Lol, too cute! Was Todd confused?


----------



## Eva (Jun 20, 2008)

rdanielle said:


> Lol, too cute! Was Todd confused?


A little....he went in afterward and gave it a good sniff..lol
It's one of the extra crates that I use for my fosters and so it smells mostly like bleach right now.


----------



## kelrobin (Jan 21, 2008)

He is very cute . . . how old? Does he belong to you? Looks like a great playmate for Todd!


----------



## Sheri (Oct 11, 2008)

He's adorable! If I was just a little younger I'd get on the waiting list for one of those!! 


:biggrin1:


----------



## Lina (Apr 26, 2007)

Awww and he has blue eyes too!


----------



## sweetlotus (Nov 26, 2008)

I love the gold coloring!


----------



## Posh's Mom (Dec 20, 2007)

hilarious eva.


----------



## Scooter's Family (May 23, 2008)

I think he deserves a treat!


----------



## Eva (Jun 20, 2008)

[email protected] said:


> He is very cute . . . how old? Does he belong to you? Looks like a great playmate for Todd!

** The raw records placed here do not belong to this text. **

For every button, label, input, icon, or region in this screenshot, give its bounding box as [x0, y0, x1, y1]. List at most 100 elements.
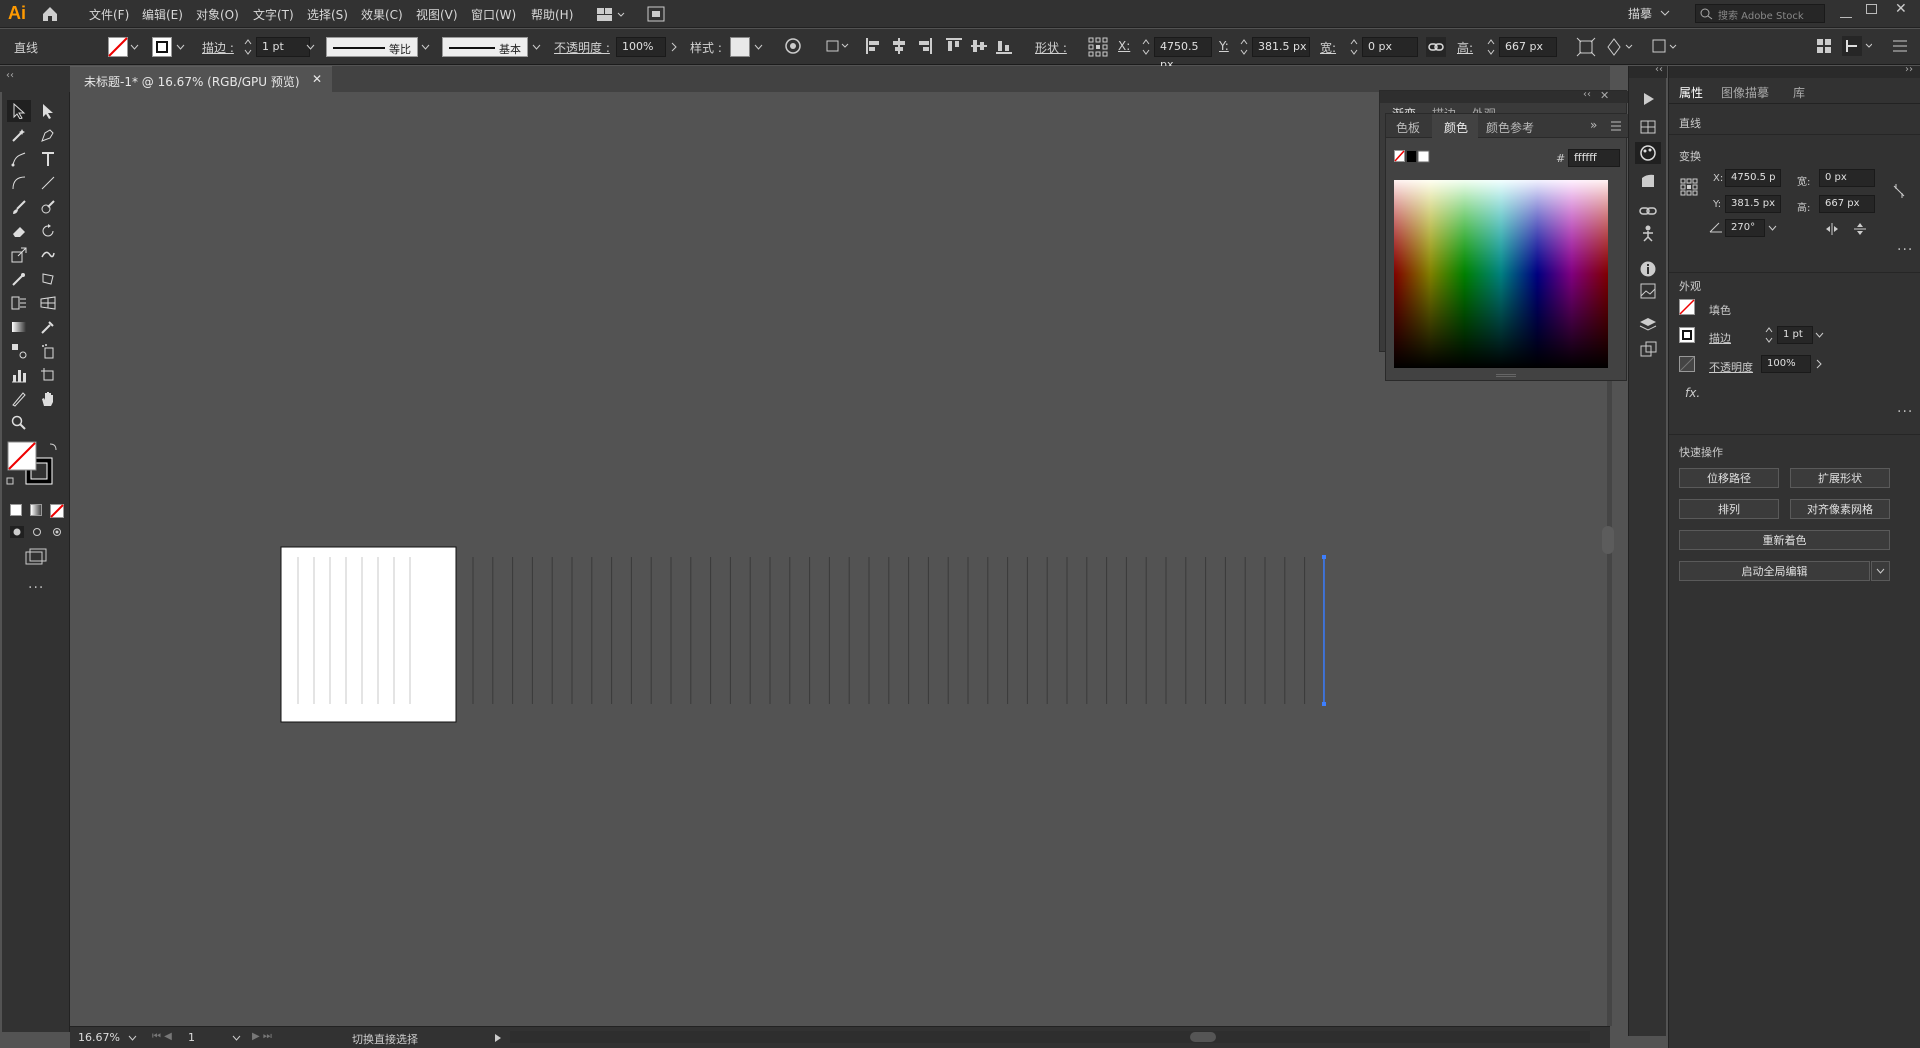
brush-definition[interactable]: 基本 — [442, 37, 528, 57]
stepper-icon[interactable] — [1350, 38, 1358, 56]
anchor-bottom[interactable] — [1322, 702, 1326, 706]
chevron-down-icon[interactable] — [1815, 332, 1824, 338]
chevron-down-icon[interactable] — [306, 44, 315, 50]
chevron-down-icon[interactable] — [532, 44, 541, 50]
info-icon[interactable] — [1639, 260, 1657, 278]
isolate-icon[interactable] — [1650, 37, 1680, 57]
align-bottom-icon[interactable] — [995, 37, 1013, 55]
chevron-down-icon[interactable] — [232, 1035, 241, 1041]
home-icon[interactable] — [40, 4, 60, 24]
chevron-right-icon[interactable] — [1815, 359, 1823, 369]
arrange-button[interactable]: 排列 — [1679, 499, 1779, 519]
warp-tool-icon[interactable] — [36, 244, 60, 266]
offset-path-button[interactable]: 位移路径 — [1679, 468, 1779, 488]
panel-menu-icon[interactable] — [1610, 121, 1622, 131]
menu-window[interactable]: 窗口(W) — [471, 6, 516, 23]
eyedropper-tool-icon[interactable] — [36, 316, 60, 338]
selection-tool-icon[interactable] — [7, 100, 31, 122]
align-center-icon[interactable] — [890, 37, 908, 55]
stepper-icon[interactable] — [1487, 38, 1495, 56]
pen-tool-icon[interactable] — [36, 124, 60, 146]
color-spectrum[interactable] — [1394, 180, 1608, 368]
more-options-icon[interactable]: ··· — [1897, 242, 1913, 258]
paintbrush-tool-icon[interactable] — [7, 196, 31, 218]
graphic-style-swatch[interactable] — [730, 37, 750, 57]
align-pixel-grid-button[interactable]: 对齐像素网格 — [1790, 499, 1890, 519]
close-tab-icon[interactable]: ✕ — [312, 72, 322, 86]
line-tool-icon[interactable] — [36, 172, 60, 194]
color-button[interactable] — [10, 504, 22, 516]
draw-inside-icon[interactable] — [50, 526, 64, 538]
panel-header[interactable]: ‹‹ ✕ — [1380, 89, 1628, 103]
fx-icon[interactable]: fx. — [1685, 386, 1700, 400]
collapse-icon[interactable]: ‹‹ — [1655, 64, 1663, 75]
page-nav-prev[interactable]: ⏮ ◀ — [152, 1031, 172, 1042]
column-graph-tool-icon[interactable] — [7, 364, 31, 386]
menu-file[interactable]: 文件(F) — [89, 6, 129, 23]
close-button[interactable]: ✕ — [1895, 1, 1907, 17]
shape-label[interactable]: 形状 : — [1035, 39, 1067, 56]
width-input[interactable]: 0 px — [1819, 169, 1875, 187]
fill-none-swatch[interactable] — [108, 37, 128, 57]
chevron-down-icon[interactable] — [130, 44, 139, 50]
stepper-icon[interactable] — [1765, 326, 1773, 344]
align-right-icon[interactable] — [915, 37, 933, 55]
page-nav-next[interactable]: ▶ ⏭ — [252, 1031, 272, 1042]
tab-color-active[interactable]: 颜色 — [1432, 114, 1478, 138]
links-icon[interactable] — [1639, 202, 1657, 220]
artboards-icon[interactable] — [1639, 340, 1657, 358]
recolor-icon[interactable] — [784, 37, 802, 55]
arrange-documents-icon[interactable] — [597, 8, 627, 22]
rotate-tool-icon[interactable] — [36, 220, 60, 242]
angle-input[interactable]: 270° — [1725, 219, 1765, 237]
stroke-label[interactable]: 描边 — [1709, 330, 1731, 346]
y-input[interactable]: 381.5 px — [1252, 37, 1310, 57]
maximize-button[interactable] — [1866, 4, 1877, 14]
expand-icon[interactable]: ›› — [1905, 64, 1913, 75]
chevron-down-icon[interactable] — [754, 44, 763, 50]
flip-vertical-icon[interactable] — [1853, 222, 1867, 236]
stock-search[interactable]: 搜索 Adobe Stock — [1695, 4, 1825, 23]
chevron-right-icon[interactable] — [670, 42, 678, 52]
screen-mode-icon[interactable] — [24, 548, 48, 566]
transform-icon[interactable] — [1576, 37, 1596, 57]
curvature-tool-icon[interactable] — [7, 148, 31, 170]
zoom-level[interactable]: 16.67% — [78, 1031, 120, 1044]
direct-selection-tool-icon[interactable] — [36, 100, 60, 122]
global-edit-button[interactable]: 启动全局编辑 — [1679, 561, 1870, 581]
gradient-panel-icon[interactable] — [1639, 172, 1657, 190]
collapse-icon[interactable]: ‹‹ — [1583, 89, 1591, 100]
fill-swatch[interactable] — [1679, 299, 1695, 315]
expand-shape-button[interactable]: 扩展形状 — [1790, 468, 1890, 488]
opacity-label[interactable]: 不透明度 : — [554, 39, 610, 56]
menu-help[interactable]: 帮助(H) — [531, 6, 573, 23]
panel-arrange-icon[interactable] — [1816, 38, 1832, 54]
perspective-grid-tool-icon[interactable] — [36, 292, 60, 314]
recolor-button[interactable]: 重新着色 — [1679, 530, 1890, 550]
opacity-label[interactable]: 不透明度 — [1709, 359, 1753, 375]
eraser-tool-icon[interactable] — [7, 220, 31, 242]
warp-icon[interactable] — [1606, 37, 1636, 57]
minimize-button[interactable] — [1840, 6, 1852, 18]
quick-swatches[interactable] — [1394, 150, 1430, 164]
hex-input[interactable]: ffffff — [1568, 149, 1620, 167]
reference-point-icon[interactable] — [1088, 37, 1108, 57]
edit-toolbar-icon[interactable]: ··· — [28, 580, 44, 596]
more-options-icon[interactable]: ··· — [1897, 404, 1913, 420]
puppet-icon[interactable] — [1639, 224, 1657, 242]
type-tool-icon[interactable] — [36, 148, 60, 170]
symbol-sprayer-tool-icon[interactable] — [36, 340, 60, 362]
stepper-icon[interactable] — [1240, 38, 1248, 56]
slice-tool-icon[interactable] — [7, 388, 31, 410]
tab-libraries[interactable]: 库 — [1793, 84, 1805, 101]
layers-icon[interactable] — [1639, 316, 1657, 334]
align-middle-icon[interactable] — [970, 37, 988, 55]
width-tool-icon[interactable] — [7, 268, 31, 290]
none-button[interactable] — [50, 504, 64, 518]
resize-handle[interactable] — [1496, 374, 1516, 377]
align-to-icon[interactable] — [826, 38, 852, 54]
zoom-tool-icon[interactable] — [7, 412, 31, 434]
gpu-icon[interactable] — [647, 6, 665, 22]
menu-select[interactable]: 选择(S) — [307, 6, 348, 23]
align-left-icon[interactable] — [865, 37, 883, 55]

Aiden will be 5 in August. 
Yep, he's mine and he is Todd's best friend/worst enemy..lol


----------



## Eva (Jun 20, 2008)

Scooter's Family said:


> I think he deserves a treat!


 ound: I'm sure that he'd agree with you


----------



## TobyBaby (Mar 8, 2008)

so cute


----------



## marjrc (Jan 13, 2007)

Hey! I got me one of those breeds too, Eva! Got it real cheap too. :biggrin1: (my 7 yr. old nephew) ound:

View attachment 21881


----------



## DAJsMom (Oct 27, 2006)

I have one too, but I don't have a picture like that. I've seen him in the crate though!
Cute!


----------



## JASHavanese (Apr 24, 2007)

Eva said:


> ound: Isn't he the cutest thing! :biggrin1:


Awwww he sure is


----------



## JASHavanese (Apr 24, 2007)

A grandkiddo, a standard poodle, and a Bandit in one kennel


----------



## marb42 (Oct 19, 2008)

Eva, Aiden is absolutely adorable. I can't believe he can fit himself in there. What a cute picture!
Gina


----------



## Missy (Nov 6, 2006)

so cute! How is his training coming? LOL.


----------



## Eva (Jun 20, 2008)

I love all of the crate pictures...so cute! :biggrin1:


----------



## Scooter's Family (May 23, 2008)

Wow Jan, your family should be clowns in the circus. See how many can fit in a VW bug!


----------



## Lunastar (Feb 9, 2009)

ROFL My four year granddaughter did this too. Pity I didn't have the camera handy.


----------



## Evye's Mom (Dec 16, 2008)

How cute. I hope he got a good treat for going in his kennel. LOL.


----------